The secret for making a keyboard sound like an orchestra is that you must play each and every part individually. In other words, if you get the orchestral unions right, if you double up the cellos with bassoons, etc., the end result will resemble what a typical orchestra would sound like. Even today with the great samples that exist, if you put a fist full of notes down, they sound like a keyboard player playing a fist full of stringy type sounds. If you play the sounds individually and then get add the spiky down-bows, you have an orchestra. Fred's level of ingenuity came once the process was nearly finished. He would listen to the passage and say, “something is missing.” He would then add a ninth or eleventh, or some other note that I would never have guessed to add, and then before you knew it, it was Queen.
It was still a solo track at the time, but Freddie had asked Brian to play a solo on it. Brian did a good solo, but decided he could do better and played it again. Freddie said “No, I don't like it,” and so it went on, and I could see Brian getting more and more tense. After another solo, Freddie said “Oh, that's rubbish.” David Richards, Mike Moran and I were all looking at each other. At the time, it seemed horrific. After another solo, Freddie made some comment like “Oh, come on! You and that fireplace guitar… play it like you mean it!” So Brian let rip with this great solo, and, of course, Freddie had this big grin on his face. He knew what Brian could do, and he was just pushing him.

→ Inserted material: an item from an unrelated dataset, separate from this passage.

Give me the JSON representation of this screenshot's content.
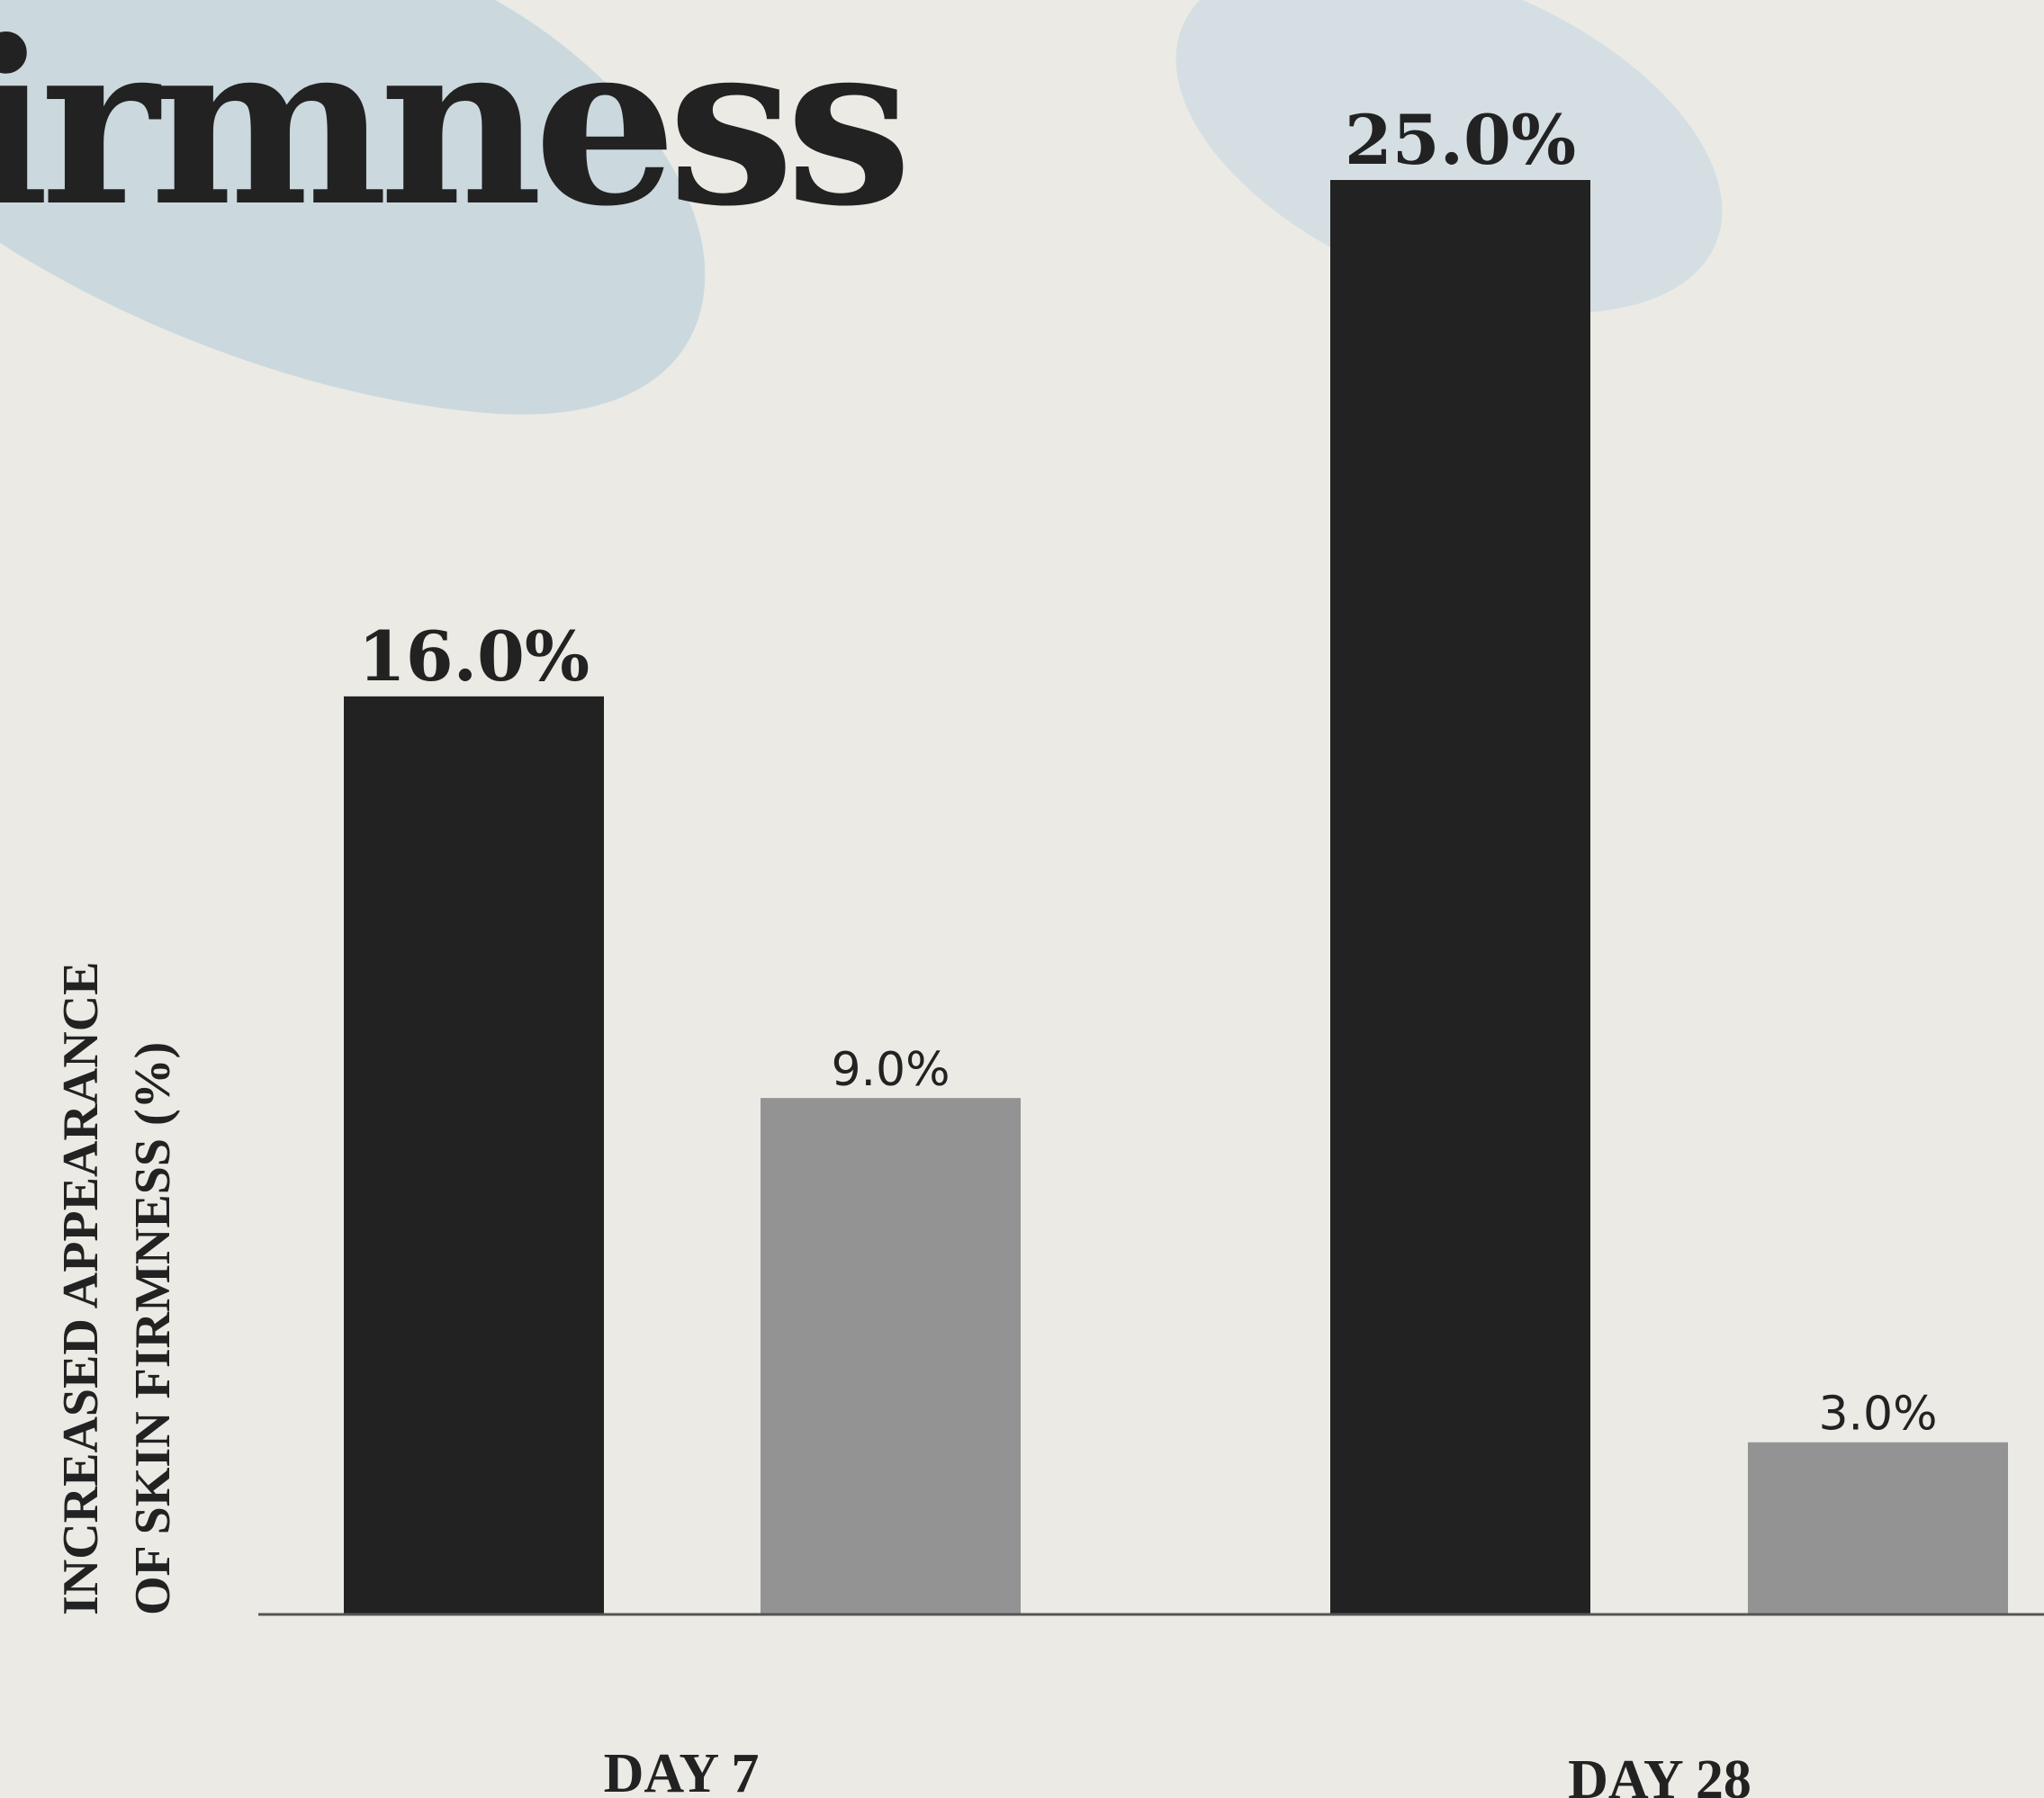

Fred and I went into the studio to work on whatever. We just started to write and we came up with an idea, which was a starting point for a year's work - the whole idea of this, by the way, was to do a solo album for Fred, which was, a non-Queen album. After The Great Pretender, those geniuses in the record company said, “Why don't you do an album of covers?” He said, “I've only got one cover in me, and that was it.” And so we started to write original material, and the first thing we started to write was a tune - then again, the title came from nowhere - called All God's People. I've no idea where that came from, but it was the first thing that we did as a solo thing together. It was hijacked for a Queen track eventually, for Innuendo. There's a story about this: there's a line in here in which Freddie sings “all prime ministers”. This means nothing, it's complete garbage, it means nothing except on the guide vocal, we needed something that rhythmically said [like the melody]. He said, “oh, I'll do a guide vocal.” He sang, “all prime ministers.” And there it still remains to this day. It means nothing, it has no contribution to the overall lyric but here we are. So All God's People came and went and in the middle of this, I got a phone call - it was actually when we were doing The Great Pretender video, I think, I was fast asleep, about four o'clock in the morning, after we'd finished this - and the telephone rang, it's Fred, immensely excited, he said, “look, I've got fantastic news: I've heard from Montserrat Caballé, and she wants to, you know, come and do this thing now.” And I said, “OK, fine.” So we went back in the studio the next day and started to work on a track, we had no idea what to do, and I said to Fred, “we need just a working title,” and he said, “let's call it Barcelona, because that's where we met.” I said, “it's not a bad idea, Barcelona, where you met, let's do something based on that.' I started to do that [bells intro] fairly operatic and triumphant. And the rest is history because, after that, we never went back to the solo album, because the rest of the year was taken up with Barcelona and the rest of the Barcelona album. So there are bits and pieces of tracks that we started and never finished but maybe they'll see the light of day, one day.